Super Six Standouts – Game 6

Marlon Humphrey

Alabama's state title games – the Super Six Championships – began Thursday in Auburn at AU's Jordan-Hare Stadium ad continued Friday. The final game of the day Friday was the 6A championship between Opelika and Hoover. Here are the players that impressed on the afternoon as the event wrapped-up.

Hoover and Opelika traded early blows defensively in the class 6A final, but the Bucs eventually broke-through. Once a senior tailback got loose in the open field to put points on the board, it was all the national power needed to claim another Super 6 crown, en route to a 31-0 rout.

Here are the players that impressed with their play.

Hoover

2013 RB Caleb Campbell (5-foot-9, 164 lbs) – The gritty back does it all for Hoover despite not getting the recruiting attention some of his teammates do. The workhorse capped his career with a phenomenal display of power, speed and durability. Campbell broke the ice with a 64-yard sprint up the middle the get the scoring going, and Hoover never looked back. He went on to capture MVP honors with a 30-carry, 191-yard, three-touchdown performance.

2013 WR Michael Powers (5-foot-8, 170 lbs) – The numbers weren't gaudy, but every time the Bucs needed a big conversion, the senior was there. Powers has sure hands and runs great routes, even taking it further with the ability to make defenders miss after he hauls passes in. He was important for the Hoover offense early on, helping to steady the ship and build the lead that wasn't challenged. Powers completed his career with 79 yards on six catches, and he added one carry for 23 yards.
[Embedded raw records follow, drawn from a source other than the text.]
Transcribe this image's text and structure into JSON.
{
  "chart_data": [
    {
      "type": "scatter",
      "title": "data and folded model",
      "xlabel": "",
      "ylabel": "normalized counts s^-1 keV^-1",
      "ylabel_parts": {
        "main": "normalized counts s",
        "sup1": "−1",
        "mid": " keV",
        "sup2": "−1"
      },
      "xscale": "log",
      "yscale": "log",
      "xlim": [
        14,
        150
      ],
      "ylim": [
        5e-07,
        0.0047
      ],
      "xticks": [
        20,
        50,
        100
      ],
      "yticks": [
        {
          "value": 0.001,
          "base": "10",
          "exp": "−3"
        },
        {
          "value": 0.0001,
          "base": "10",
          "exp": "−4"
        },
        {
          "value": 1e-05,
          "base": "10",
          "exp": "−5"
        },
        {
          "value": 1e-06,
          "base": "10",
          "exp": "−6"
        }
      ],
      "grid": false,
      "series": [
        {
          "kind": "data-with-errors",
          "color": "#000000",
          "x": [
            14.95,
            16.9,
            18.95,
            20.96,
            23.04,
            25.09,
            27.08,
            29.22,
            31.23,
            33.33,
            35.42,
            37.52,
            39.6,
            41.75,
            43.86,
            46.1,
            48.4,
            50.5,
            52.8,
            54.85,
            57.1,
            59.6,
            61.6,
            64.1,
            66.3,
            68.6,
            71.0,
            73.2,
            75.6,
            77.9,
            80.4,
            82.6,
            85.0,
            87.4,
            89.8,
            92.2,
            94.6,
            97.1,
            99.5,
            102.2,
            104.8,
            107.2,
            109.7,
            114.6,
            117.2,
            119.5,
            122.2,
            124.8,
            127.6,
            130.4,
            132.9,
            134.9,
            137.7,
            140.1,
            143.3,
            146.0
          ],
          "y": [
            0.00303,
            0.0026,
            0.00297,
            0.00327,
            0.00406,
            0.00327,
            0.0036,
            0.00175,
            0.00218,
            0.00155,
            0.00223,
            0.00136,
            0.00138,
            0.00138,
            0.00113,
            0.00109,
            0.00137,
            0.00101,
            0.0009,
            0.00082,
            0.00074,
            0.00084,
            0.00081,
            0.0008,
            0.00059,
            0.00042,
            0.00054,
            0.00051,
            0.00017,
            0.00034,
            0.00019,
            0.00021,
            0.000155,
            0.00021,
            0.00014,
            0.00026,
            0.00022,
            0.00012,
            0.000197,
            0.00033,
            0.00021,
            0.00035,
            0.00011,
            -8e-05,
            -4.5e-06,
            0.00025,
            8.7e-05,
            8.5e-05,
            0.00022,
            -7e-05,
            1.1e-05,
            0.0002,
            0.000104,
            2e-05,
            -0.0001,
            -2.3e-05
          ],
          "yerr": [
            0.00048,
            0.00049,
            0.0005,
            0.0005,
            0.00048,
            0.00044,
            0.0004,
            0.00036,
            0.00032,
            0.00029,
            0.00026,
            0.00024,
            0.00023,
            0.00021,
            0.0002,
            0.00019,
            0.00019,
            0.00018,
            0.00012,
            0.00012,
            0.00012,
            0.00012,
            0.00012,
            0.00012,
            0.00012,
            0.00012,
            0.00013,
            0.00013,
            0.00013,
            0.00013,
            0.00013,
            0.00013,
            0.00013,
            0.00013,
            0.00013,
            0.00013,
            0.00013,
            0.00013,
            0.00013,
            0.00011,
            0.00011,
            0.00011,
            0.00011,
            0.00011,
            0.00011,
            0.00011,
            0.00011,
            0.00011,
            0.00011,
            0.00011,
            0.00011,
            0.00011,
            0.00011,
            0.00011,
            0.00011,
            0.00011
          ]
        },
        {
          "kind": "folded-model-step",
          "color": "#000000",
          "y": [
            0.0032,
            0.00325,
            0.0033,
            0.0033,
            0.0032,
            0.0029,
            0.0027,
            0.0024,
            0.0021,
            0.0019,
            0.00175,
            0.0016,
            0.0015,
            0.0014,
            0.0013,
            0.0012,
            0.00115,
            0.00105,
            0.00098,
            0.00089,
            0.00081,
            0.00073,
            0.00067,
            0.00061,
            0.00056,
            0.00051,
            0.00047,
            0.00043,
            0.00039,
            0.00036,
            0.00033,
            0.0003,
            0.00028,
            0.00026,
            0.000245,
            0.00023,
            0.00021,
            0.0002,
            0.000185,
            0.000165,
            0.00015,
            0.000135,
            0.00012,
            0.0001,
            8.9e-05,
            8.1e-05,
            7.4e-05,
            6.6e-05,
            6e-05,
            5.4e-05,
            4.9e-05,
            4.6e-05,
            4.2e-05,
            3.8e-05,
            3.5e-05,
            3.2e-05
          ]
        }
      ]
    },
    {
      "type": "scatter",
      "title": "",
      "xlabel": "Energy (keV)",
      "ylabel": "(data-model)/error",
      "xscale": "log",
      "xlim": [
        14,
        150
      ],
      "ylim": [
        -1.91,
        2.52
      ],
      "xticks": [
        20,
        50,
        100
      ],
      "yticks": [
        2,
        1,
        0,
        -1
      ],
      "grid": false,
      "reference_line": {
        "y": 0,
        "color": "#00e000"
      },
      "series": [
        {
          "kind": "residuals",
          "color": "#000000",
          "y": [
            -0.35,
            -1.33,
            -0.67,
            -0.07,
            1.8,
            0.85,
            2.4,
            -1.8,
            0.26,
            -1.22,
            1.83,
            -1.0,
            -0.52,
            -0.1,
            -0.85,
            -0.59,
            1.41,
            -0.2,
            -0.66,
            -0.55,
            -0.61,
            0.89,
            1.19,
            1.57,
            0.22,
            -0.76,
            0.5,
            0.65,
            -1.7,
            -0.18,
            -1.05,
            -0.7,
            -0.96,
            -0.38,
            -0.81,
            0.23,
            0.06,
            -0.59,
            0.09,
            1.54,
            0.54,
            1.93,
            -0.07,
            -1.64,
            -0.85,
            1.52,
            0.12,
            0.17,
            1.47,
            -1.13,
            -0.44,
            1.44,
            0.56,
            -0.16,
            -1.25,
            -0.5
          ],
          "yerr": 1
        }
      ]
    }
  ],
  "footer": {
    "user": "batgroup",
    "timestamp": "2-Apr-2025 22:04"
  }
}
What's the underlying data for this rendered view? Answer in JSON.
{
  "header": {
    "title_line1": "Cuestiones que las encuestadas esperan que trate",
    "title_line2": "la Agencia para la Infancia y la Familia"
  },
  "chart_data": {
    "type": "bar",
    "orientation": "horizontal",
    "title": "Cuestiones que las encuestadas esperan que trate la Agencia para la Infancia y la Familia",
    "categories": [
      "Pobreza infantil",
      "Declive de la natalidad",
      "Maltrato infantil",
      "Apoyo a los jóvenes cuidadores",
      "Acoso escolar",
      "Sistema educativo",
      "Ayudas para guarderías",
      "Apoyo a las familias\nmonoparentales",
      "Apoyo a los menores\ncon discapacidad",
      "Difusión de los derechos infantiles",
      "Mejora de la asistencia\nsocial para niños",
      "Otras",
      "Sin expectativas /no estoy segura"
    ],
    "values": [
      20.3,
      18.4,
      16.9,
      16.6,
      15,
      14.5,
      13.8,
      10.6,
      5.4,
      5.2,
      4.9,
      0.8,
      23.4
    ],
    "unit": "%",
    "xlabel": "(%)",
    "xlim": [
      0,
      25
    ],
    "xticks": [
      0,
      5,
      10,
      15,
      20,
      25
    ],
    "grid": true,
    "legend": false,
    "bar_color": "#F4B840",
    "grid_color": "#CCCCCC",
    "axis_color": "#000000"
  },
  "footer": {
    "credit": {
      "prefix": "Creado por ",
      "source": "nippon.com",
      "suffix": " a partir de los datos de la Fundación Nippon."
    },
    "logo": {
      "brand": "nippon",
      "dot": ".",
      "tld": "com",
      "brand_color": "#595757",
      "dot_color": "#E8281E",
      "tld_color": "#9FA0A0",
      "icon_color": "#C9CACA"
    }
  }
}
2014 DB Marlon Humphrey (6-foot, 180 lbs) – The special prospect showed it on several plays, but only a few pass attempts headed his way. On the first, he broke off his zone coverage for an easy interception, though he could not come up with the grab. Minutes later, he more than atoned for it with a top-notch break on the ball that resulted in an interception return for 42 yards, nearly for six points. Humphrey's will to get the ball out of the receiver's hands coupled with his ability to separate exemplify why he's so sought after.

2014 LB Chandler Coskery (6-foot, 200 lbs) – The junior was simply all over the field for the state champs. He not only made the routine tackles that his responsibility suggests, but he tracked players on the edge all night. When his job was to fill the hole, he did it with the will and force that would make old-school football fans smile. Coskery ended up with six tackles, including one for a loss, and a pass break-up.

2013 QB Connor Short (6-foot, 175 lbs) – Though he doesn't have the strongest arm in the history of football, Short gets the job done by not making mistakes while running the spread offense. He gets the ball out quickly on short and intermediate throws, often allowing the ball to take the receiver where he needs to be instead of where he is. Short can run a little as well, but made his mark in his final high school game with 146 yards passing and a score.

Opelika

2013 RB Calvin Bryant (5-foot-11, 220 lbs) – The bulldozing Bryant looks like he can do some damage in between the tackles, and he doesn't disappoint when he lowers his shoulder. Perhaps even more impressively, however, is how he makes move in space despite his big frame. Bryant displays a good jump-cut and has a counter cut off of his favorite move that really makes it difficult for defenders in space. He finished the night with 85 hard-fought yards on 19 carries.

2014 TE Jakell Mitchell (6-foot-2, 214 lbs) – Any success the Bulldogs had in the passing game was reliant on Mitchell's ability to track the ball. Without a big-time talent throwing him the ball, he finds ways to adjust to the ball to make a play for his team given the chance. Mitchell ended up with two grabs for 46 yards while also contributing as a running back on occasion.

2013 DB Brandon Taylor (6-foot-1, 186 lbs) – In a game where the Bulldogs defense played much better than the sore indicated, Taylor was the tone setter. No matter if the D needed a big hit, routine stop or big play in coverage – Taylor was the guy for the gig. He single-handedly ended multiple Hoover drives, once with a pass break-up and once more with a touchdown-saving big-hit. Taylor officially tallied four tackles, a sack, a tackle for loss and a pass break-up.